Fortunately ctypes guarantee this, so both can be defined/created locally
in __getbuffer__
method.
The code is not yet complete, but we can already compile it and test the basic functionality.
>>> from matrix import Matrix
>>> m = Matrix(6)
>>> m.add_row()
>>> m.add_row()
>>> m.vector
array('f', [0.0, 0.0, 0.0, 0.0, 0.0, 0.0, 0.0, 0.0, 0.0, 0.0, 0.0, 0.0])
>>> a = memoryview(m)
>>> for col in range(m.ncols):
>>> a[0,col] = 1
>>> m.vector
array('f', [1.0, 1.0, 1.0, 1.0, 1.0, 1.0, 0.0, 0.0, 0.0, 0.0, 0.0, 0.0])
Now we can view the Matrix
using memoryview
, and modify its contents
using standard memoryview
operations.
Flags¶
We skipped some input validation in the code.
The flags
argument to __getbuffer__
comes from memoryview
,
(and other clients, e.g. np.asarray
) and is an OR of boolean flags
that describe the kind of array that is requested.
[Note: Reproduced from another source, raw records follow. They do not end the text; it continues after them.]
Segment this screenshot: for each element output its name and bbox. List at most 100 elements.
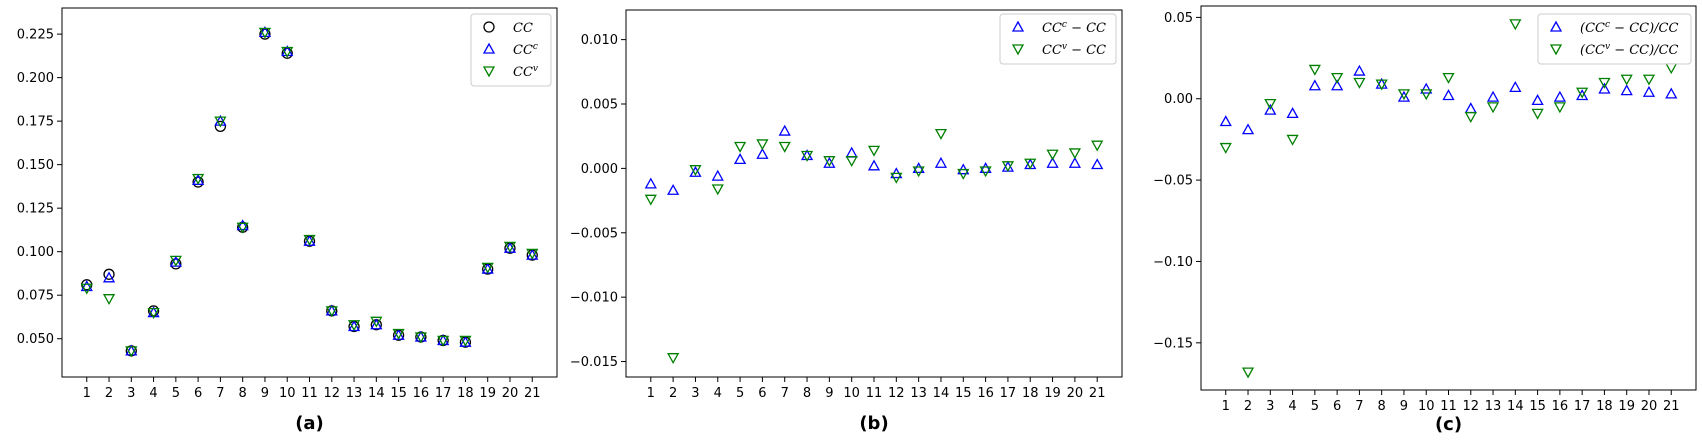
data-point-triangle-down	[756, 139, 769, 151]
x-tick-label: 13	[346, 386, 363, 401]
legend: (CCc − CC)/CC (CCv − CC)/CC	[1537, 13, 1692, 65]
panel-b: 1 2 3 4 5 6 7 8 9 10 11 12 13 14 15 16 17 18 19 20 210.0100.…	[570, 9, 1123, 434]
data-point-triangle-up	[1642, 85, 1656, 97]
y-tick-label: −0.05	[1153, 174, 1193, 189]
x-tick-label: 9	[261, 386, 269, 401]
x-tick-label: 2	[105, 386, 113, 401]
legend-marker-triangle-up	[1011, 20, 1025, 32]
y-tick-label: −0.15	[1153, 336, 1193, 351]
data-point-triangle-down	[867, 145, 881, 157]
data-point-triangle-down	[979, 166, 992, 178]
plot-frame	[625, 9, 1123, 378]
x-tick-label: 11	[1440, 399, 1457, 414]
data-point-triangle-up	[823, 156, 836, 168]
x-tick-label: 3	[1266, 399, 1274, 414]
data-point-triangle-down	[1091, 140, 1104, 152]
data-point-triangle-down	[370, 316, 383, 328]
data-point-triangle-up	[1553, 90, 1566, 102]
x-tick-label: 2	[1244, 399, 1252, 414]
data-point-triangle-up	[1046, 156, 1059, 168]
data-point-triangle-up	[1091, 158, 1104, 170]
y-tick-label: −0.005	[570, 226, 618, 241]
data-point-triangle-down	[845, 156, 858, 168]
legend: CCc − CC CCv − CC	[999, 13, 1117, 65]
x-tick-label: 7	[216, 386, 224, 401]
data-point-triangle-up	[102, 271, 116, 283]
data-point-triangle-up	[689, 165, 702, 177]
y-tick-label: 0.175	[17, 115, 54, 130]
data-point-triangle-down	[1420, 89, 1433, 101]
data-point-circle	[103, 268, 115, 280]
data-point-triangle-down	[1642, 74, 1656, 86]
data-point-triangle-down	[1331, 72, 1344, 84]
x-tick-label: 18	[1596, 399, 1613, 414]
data-point-triangle-up	[979, 162, 992, 174]
data-point-triangle-down	[1068, 148, 1081, 160]
data-point-circle	[281, 47, 293, 59]
data-point-triangle-down	[689, 165, 702, 177]
x-tick-label: 17	[1574, 399, 1591, 414]
data-point-triangle-down	[347, 320, 361, 332]
x-tick-label: 7	[1355, 399, 1363, 414]
data-point-triangle-down	[1620, 74, 1633, 86]
data-point-triangle-up	[1576, 89, 1589, 101]
data-point-triangle-down	[667, 353, 680, 365]
data-point-triangle-up	[1353, 64, 1366, 76]
legend: CC CCc CCv	[470, 13, 552, 87]
data-point-triangle-up	[644, 177, 657, 189]
data-point-triangle-down	[934, 128, 948, 140]
data-point-triangle-down	[1665, 63, 1678, 75]
data-point-triangle-down	[1264, 98, 1277, 110]
x-tick-label: 6	[1333, 399, 1341, 414]
data-point-triangle-down	[1286, 134, 1299, 146]
data-point-triangle-down	[733, 141, 747, 153]
x-tick-label: 12	[1463, 399, 1480, 414]
data-point-triangle-down	[459, 335, 472, 347]
legend-label: (CCc − CC)/CC	[1580, 20, 1678, 36]
data-point-triangle-down	[125, 346, 138, 358]
data-point-triangle-down	[437, 335, 450, 347]
legend-label: CCc − CC	[1042, 20, 1106, 36]
x-tick-label: 3	[691, 386, 699, 401]
data-point-triangle-down	[102, 294, 116, 306]
data-point-triangle-up	[1308, 79, 1321, 91]
data-point-triangle-up	[1264, 103, 1277, 115]
x-tick-label: 5	[1311, 399, 1319, 414]
x-tick-label: 8	[239, 386, 247, 401]
data-point-triangle-up	[733, 153, 747, 165]
x-tick-label: 12	[324, 386, 341, 401]
data-point-triangle-down	[325, 306, 338, 318]
data-point-triangle-up	[1219, 115, 1232, 127]
x-tick-label: 15	[955, 386, 972, 401]
data-point-triangle-down	[1509, 19, 1522, 31]
data-point-triangle-up	[845, 146, 858, 158]
data-point-triangle-down	[526, 248, 539, 260]
legend-label: CCc	[513, 42, 538, 58]
data-point-triangle-down	[823, 156, 836, 168]
data-point-triangle-up	[1068, 156, 1081, 168]
x-tick-label: 3	[127, 386, 135, 401]
x-tick-label: 19	[1618, 399, 1635, 414]
data-point-triangle-up	[711, 169, 724, 181]
legend-marker-triangle-up	[1549, 20, 1563, 32]
x-tick-label: 16	[413, 386, 430, 401]
data-point-triangle-up	[867, 159, 881, 171]
x-tick-label: 9	[1400, 399, 1408, 414]
x-tick-label: 21	[524, 386, 541, 401]
data-point-triangle-down	[1397, 89, 1411, 101]
data-point-triangle-down	[800, 150, 814, 162]
legend-marker-triangle-down	[482, 66, 496, 78]
data-point-triangle-down	[1219, 142, 1232, 154]
data-point-triangle-up	[1464, 102, 1477, 114]
data-point-triangle-up	[1397, 90, 1411, 102]
data-point-triangle-down	[1464, 111, 1477, 123]
panel-caption: (c)	[1435, 414, 1462, 435]
x-tick-label: 21	[1663, 399, 1680, 414]
x-tick-label: 18	[457, 386, 474, 401]
legend-marker-triangle-down	[1549, 44, 1563, 56]
panel-c: 1 2 3 4 5 6 7 8 9 10 11 12 13 14 15 16 17 18 19 20 210.050.0…	[1153, 5, 1697, 435]
legend-marker-triangle-down	[1011, 44, 1025, 56]
x-tick-label: 17	[1000, 386, 1017, 401]
x-tick-label: 6	[758, 386, 766, 401]
x-tick-label: 19	[1044, 386, 1061, 401]
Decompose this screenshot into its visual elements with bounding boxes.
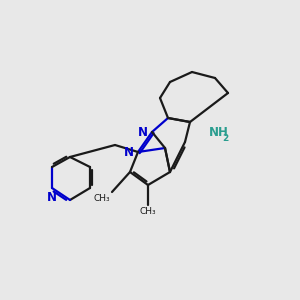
Text: CH₃: CH₃	[93, 194, 110, 203]
Text: N: N	[47, 191, 57, 204]
Text: NH: NH	[209, 126, 229, 139]
Text: N: N	[124, 146, 134, 158]
Text: 2: 2	[222, 134, 228, 143]
Text: CH₃: CH₃	[140, 207, 156, 216]
Text: N: N	[138, 125, 148, 139]
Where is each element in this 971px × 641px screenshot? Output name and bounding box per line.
Strictly speaking, if the flags contain PyBUF_ND
, PyBUF_SIMPLE
,
or PyBUF_F_CONTIGUOUS
, __getbuffer__
must raise a BufferError
.
These macros are class attributes of Py_buffer
class which can be
imported from memorybuffer
.
(The matrix-in-vector structure actually conforms to PyBUF_ND
,
but that would prohibit __getbuffer__
from filling in the strides.
A single-row matrix is F-contiguous, but a larger matrix is not.)
References¶
The buffer interface used here is set out in PEP 3118, Revising the buffer protocol.
A tutorial for using this API from C is on Jake Vanderplas’s blog, An Introduction to the Python Buffer Protocol.
Reference documentation is available for Python 3.